The MAC report says it received ‘extensive evidence’ of the training and skills required for deckhands.

A report commissioned by an industry stakeholder and sent as evidence to the MAC says: “Whilst there are no formal requirements for entry to the role of a deckhand, the role is highly skilled and has changed over the last 10-15 years, due to technological changes and changes to the makeup of the crew on a fishing vessel (driven by economic factors).”

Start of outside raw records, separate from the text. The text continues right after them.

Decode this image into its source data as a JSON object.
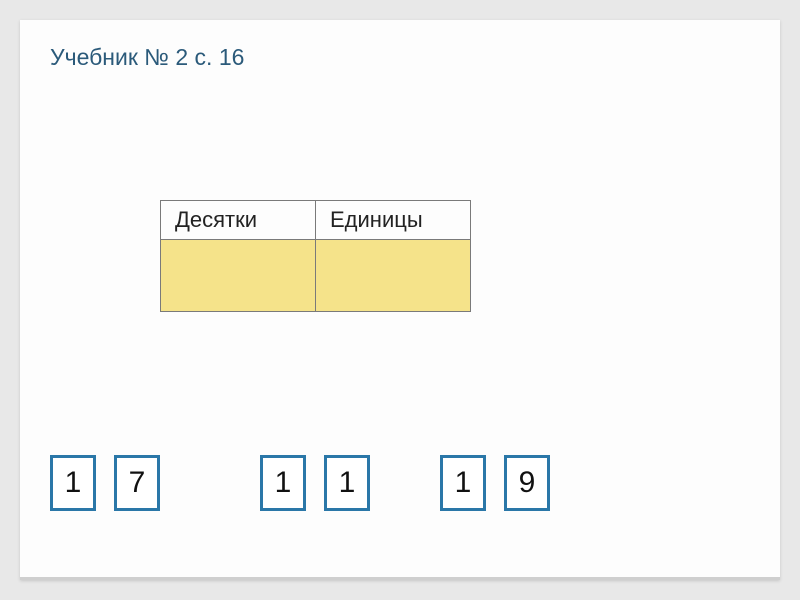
{
  "title": "Учебник № 2 с. 16",
  "table": {
    "headers": [
      "Десятки",
      "Единицы"
    ],
    "rows": [
      [
        "",
        ""
      ]
    ]
  },
  "tiles": {
    "pairs": [
      [
        "1",
        "7"
      ],
      [
        "1",
        "1"
      ],
      [
        "1",
        "9"
      ]
    ]
  },
  "colors": {
    "title": "#2b5a7a",
    "tileBorder": "#2a77a8",
    "cellFill": "#f5e38a"
  }
}
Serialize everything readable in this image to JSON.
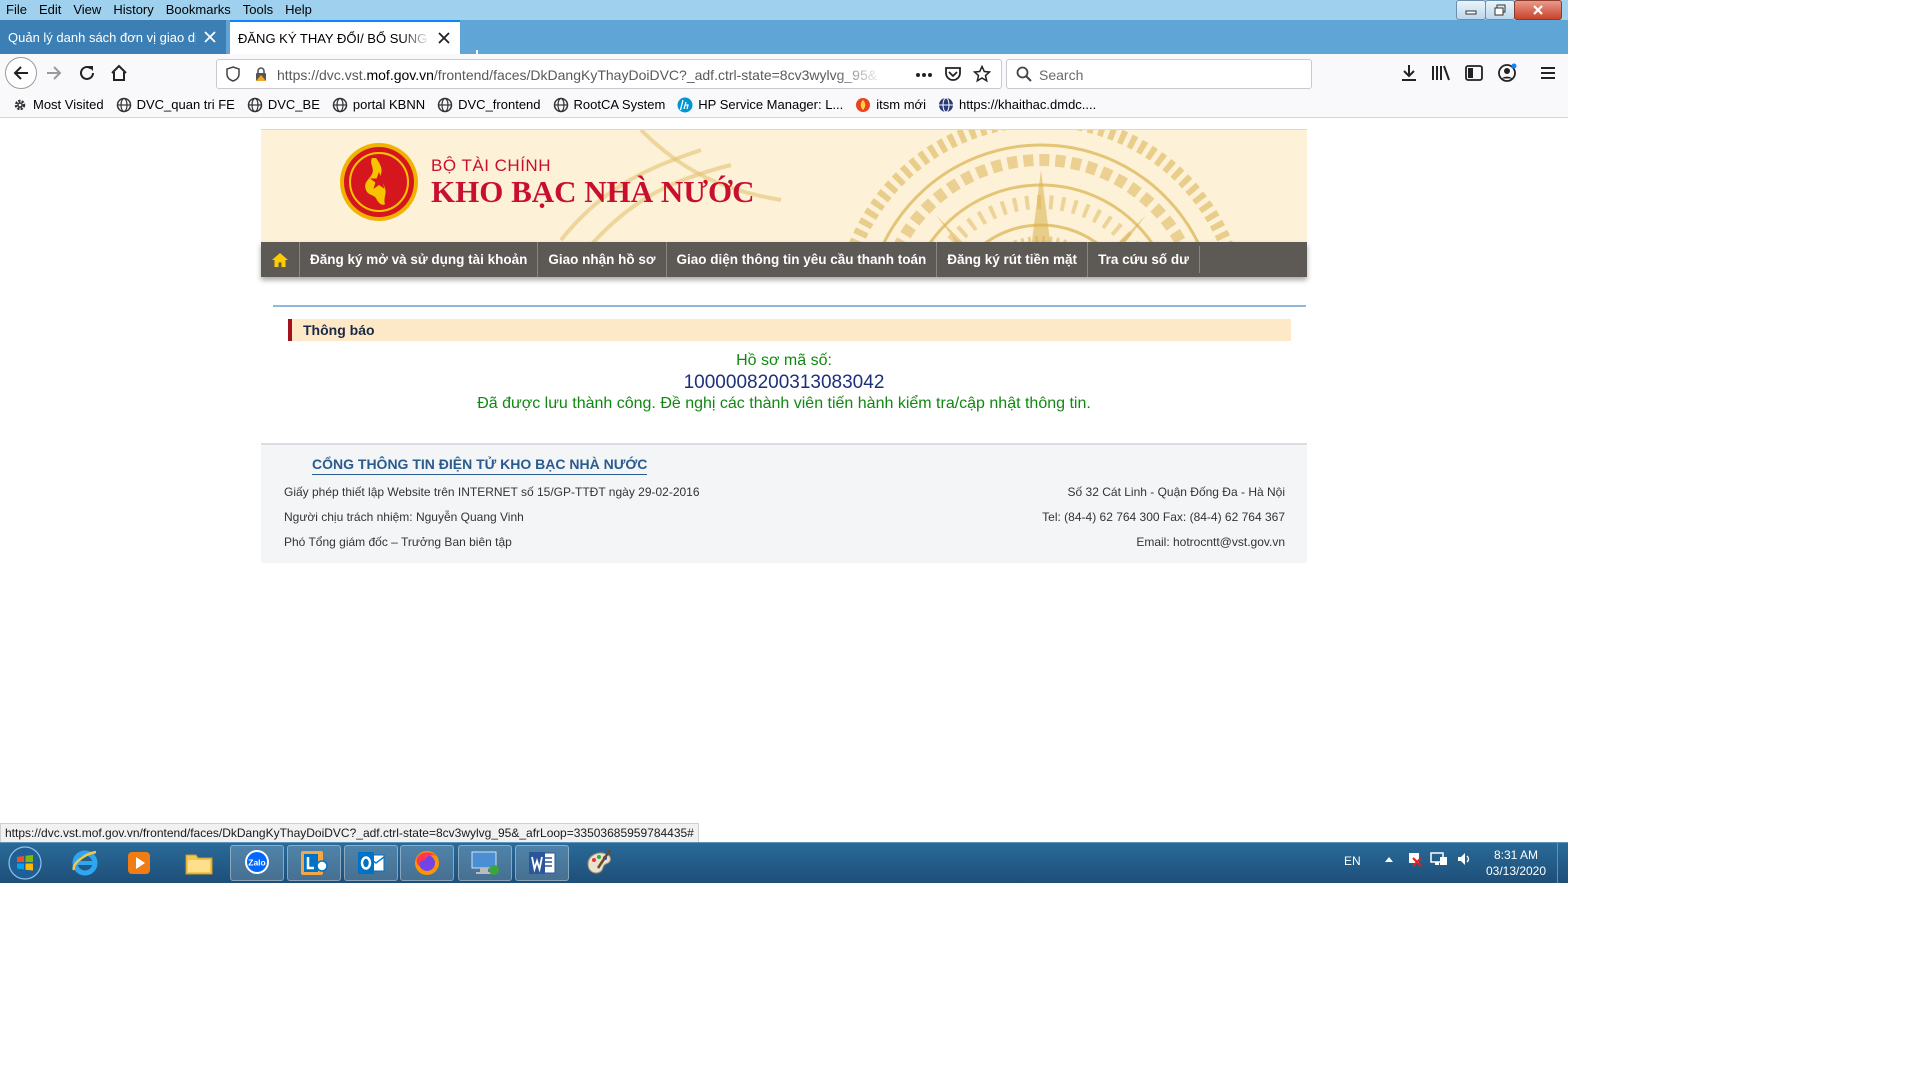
{
  "menu": [
    "File",
    "Edit",
    "View",
    "History",
    "Bookmarks",
    "Tools",
    "Help"
  ],
  "tabs": [
    {
      "title": "Quản lý danh sách đơn vị giao dịch"
    },
    {
      "title": "ĐĂNG KÝ THAY ĐỔI/ BỔ SUNG DỊCH VỤ CÔNG"
    }
  ],
  "address": {
    "prefix": "https://dvc.vst.",
    "domain": "mof.gov.vn",
    "path": "/frontend/faces/DkDangKyThayDoiDVC?_adf.ctrl-state=8cv3wylvg_95&"
  },
  "search": {
    "placeholder": "Search"
  },
  "bookmarks": [
    {
      "label": "Most Visited",
      "icon": "gear-icon"
    },
    {
      "label": "DVC_quan tri FE",
      "icon": "globe-icon"
    },
    {
      "label": "DVC_BE",
      "icon": "globe-icon"
    },
    {
      "label": "portal KBNN",
      "icon": "globe-icon"
    },
    {
      "label": "DVC_frontend",
      "icon": "globe-icon"
    },
    {
      "label": "RootCA System",
      "icon": "globe-icon"
    },
    {
      "label": "HP Service Manager: L...",
      "icon": "hp-icon"
    },
    {
      "label": "itsm mới",
      "icon": "itsm-icon"
    },
    {
      "label": "https://khaithac.dmdc....",
      "icon": "globe-icon"
    }
  ],
  "banner": {
    "ministry": "BỘ TÀI CHÍNH",
    "name": "KHO BẠC NHÀ NƯỚC"
  },
  "nav": [
    "Đăng ký mở và sử dụng tài khoản",
    "Giao nhận hồ sơ",
    "Giao diện thông tin yêu cầu thanh toán",
    "Đăng ký rút tiền mặt",
    "Tra cứu số dư"
  ],
  "notice": {
    "title": "Thông báo",
    "label": "Hồ sơ mã số:",
    "code": "1000008200313083042",
    "message": "Đã được lưu thành công. Đề nghị các thành viên tiến hành kiểm tra/cập nhật thông tin."
  },
  "footer": {
    "title": "CỔNG THÔNG TIN ĐIỆN TỬ KHO BẠC NHÀ NƯỚC",
    "left": [
      "Giấy phép thiết lập Website trên INTERNET số 15/GP-TTĐT ngày 29-02-2016",
      "Người chịu trách nhiệm: Nguyễn Quang Vinh",
      "Phó Tổng giám đốc – Trưởng Ban biên tập"
    ],
    "right": [
      "Số 32 Cát Linh - Quận Đống Đa - Hà Nội",
      "Tel: (84-4) 62 764 300 Fax: (84-4) 62 764 367",
      "Email: hotrocntt@vst.gov.vn"
    ]
  },
  "status_url": "https://dvc.vst.mof.gov.vn/frontend/faces/DkDangKyThayDoiDVC?_adf.ctrl-state=8cv3wylvg_95&_afrLoop=33503685959784435#",
  "taskbar": {
    "apps": [
      "ie-icon",
      "media-player-icon",
      "file-explorer-icon",
      "zalo-icon",
      "lync-icon",
      "outlook-icon",
      "firefox-icon",
      "remote-desktop-icon",
      "word-icon",
      "paint-icon"
    ],
    "zalo_label": "Zalo",
    "lang": "EN",
    "time": "8:31 AM",
    "date": "03/13/2020"
  },
  "colors": {
    "accent_red": "#c8102e",
    "nav_bg": "#5d5955",
    "success_green": "#118811",
    "code_blue": "#1d2f7d"
  }
}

The report notes that this now requires deckhands ‘to have good knowledge and skill across all aspects of the job, but also to have in-depth competence in at least one area such as engineering, net repair, fish handling, catch presentation and the sea’. It states that the role requires ‘a higher level of responsibility, given the dangerous conditions in which deckhands are operating’. It argues that for deckhands on larger fishing vessels (9m and above), it takes two to three years to attain the required skills, and five years to ‘develop a person to what might be called ‘deck boss’ or ‘chargehand deckhand’.

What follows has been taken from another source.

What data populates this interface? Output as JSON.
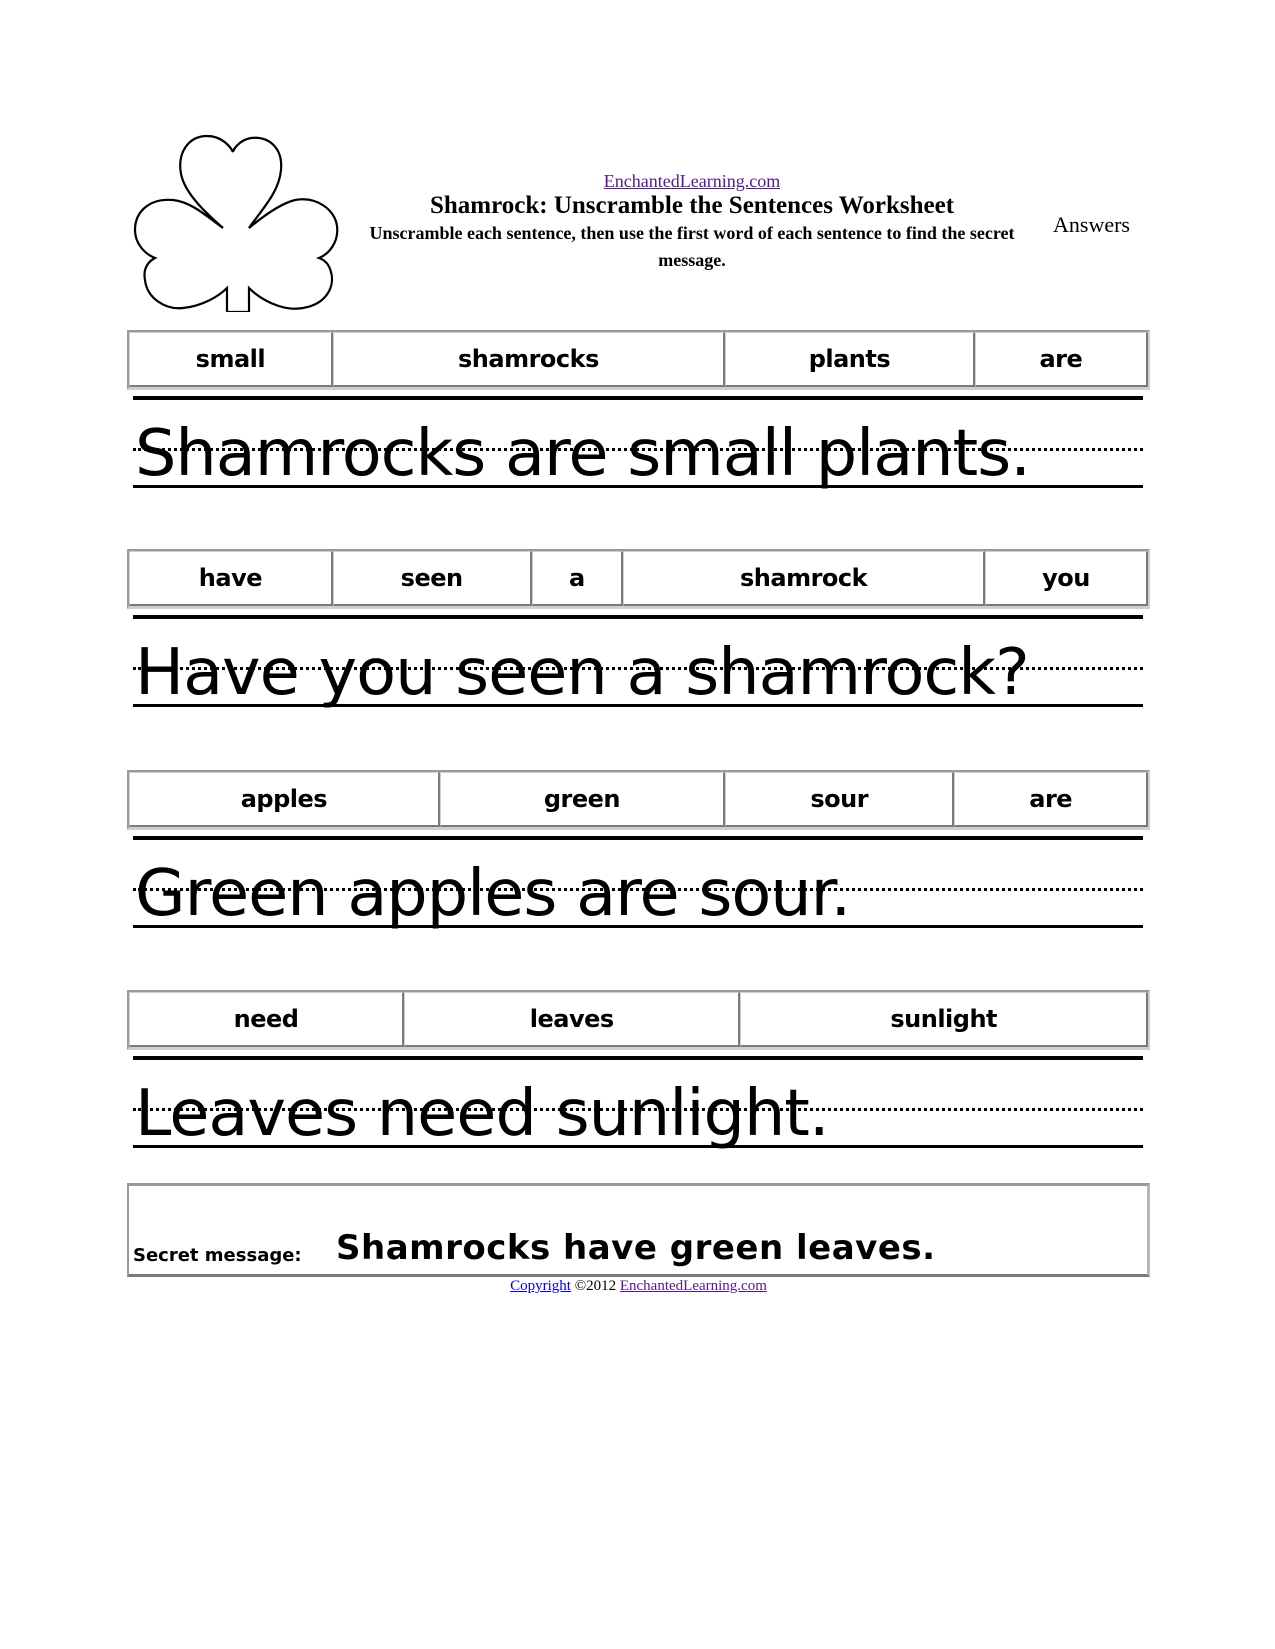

This includes ‘complex hand-eye skills… for net-mending and rope splicing’, ‘minute-to-minute responsibility and autonomy’ and ‘a wide range of technical, legal and regulatory knowledge’. Technical training includes first aid, health and safety, firefighting and prevention, and survival at sea, and much of the training is done on the job. Industry stakeholders highlighted ‘competition from other sectors and a lack of UK candidates for roles’ as the main reasons for difficulties in recruitment. 

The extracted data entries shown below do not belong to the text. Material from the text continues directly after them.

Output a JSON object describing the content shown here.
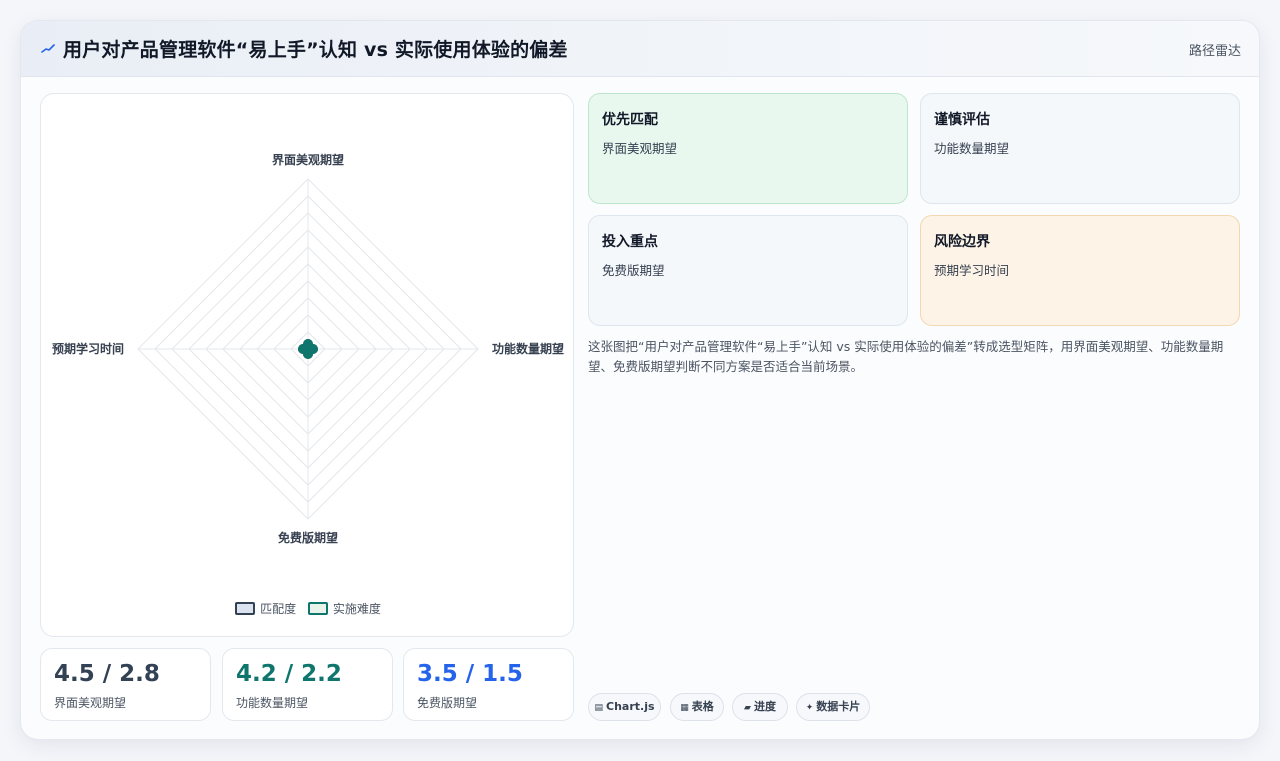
{
  "header": {
    "icon": "chart-line-icon",
    "title": "用户对产品管理软件“易上手”认知 vs 实际使用体验的偏差",
    "link_label": "路径雷达"
  },
  "chart_data": {
    "type": "radar",
    "axes": [
      "界面美观期望",
      "功能数量期望",
      "免费版期望",
      "预期学习时间"
    ],
    "series": [
      {
        "name": "匹配度",
        "values": [
          0,
          0,
          0,
          0
        ]
      },
      {
        "name": "实施难度",
        "values": [
          0,
          0,
          0,
          0
        ]
      }
    ],
    "rlim": [
      0,
      10
    ],
    "grid_rings": 10,
    "legend": "bottom",
    "colors": {
      "匹配度": "#334155",
      "实施难度": "#0f766e"
    }
  },
  "stats": [
    {
      "value": "4.5 / 2.8",
      "label": "界面美观期望",
      "color": "#334155"
    },
    {
      "value": "4.2 / 2.2",
      "label": "功能数量期望",
      "color": "#0f766e"
    },
    {
      "value": "3.5 / 1.5",
      "label": "免费版期望",
      "color": "#2563eb"
    }
  ],
  "tiles": [
    {
      "title": "优先匹配",
      "subtitle": "界面美观期望",
      "tone": "green"
    },
    {
      "title": "谨慎评估",
      "subtitle": "功能数量期望",
      "tone": "neutral"
    },
    {
      "title": "投入重点",
      "subtitle": "免费版期望",
      "tone": "neutral"
    },
    {
      "title": "风险边界",
      "subtitle": "预期学习时间",
      "tone": "orange"
    }
  ],
  "description": "这张图把“用户对产品管理软件“易上手”认知 vs 实际使用体验的偏差”转成选型矩阵，用界面美观期望、功能数量期望、免费版期望判断不同方案是否适合当前场景。",
  "chips": [
    {
      "icon": "table-icon",
      "glyph": "▤",
      "label": "Chart.js"
    },
    {
      "icon": "grid-icon",
      "glyph": "▦",
      "label": "表格"
    },
    {
      "icon": "progress-icon",
      "glyph": "▰",
      "label": "进度"
    },
    {
      "icon": "sparkle-icon",
      "glyph": "✦",
      "label": "数据卡片"
    }
  ]
}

A fishing industry survey recorded that over half of respondents had difficulty recruiting and had to look outside the UK to find workers with sufficient skills, qualifications and experience. The same survey also found that 63% of respondents said they could pay a deckhand a salary of £25,600, stating that the lack of financial rewards does not discourage UK workers from the industry so much as a perception of the role being ‘dirty, dangerous and dull’. They said that most workers in the industry currently work over 50 hours per week, which is more than other occupations.

In a cross-industry survey in 2017, 23% of job roles onboard fishing vessels were filled by non-UK nationals (this figure was 53% in Northern Ireland).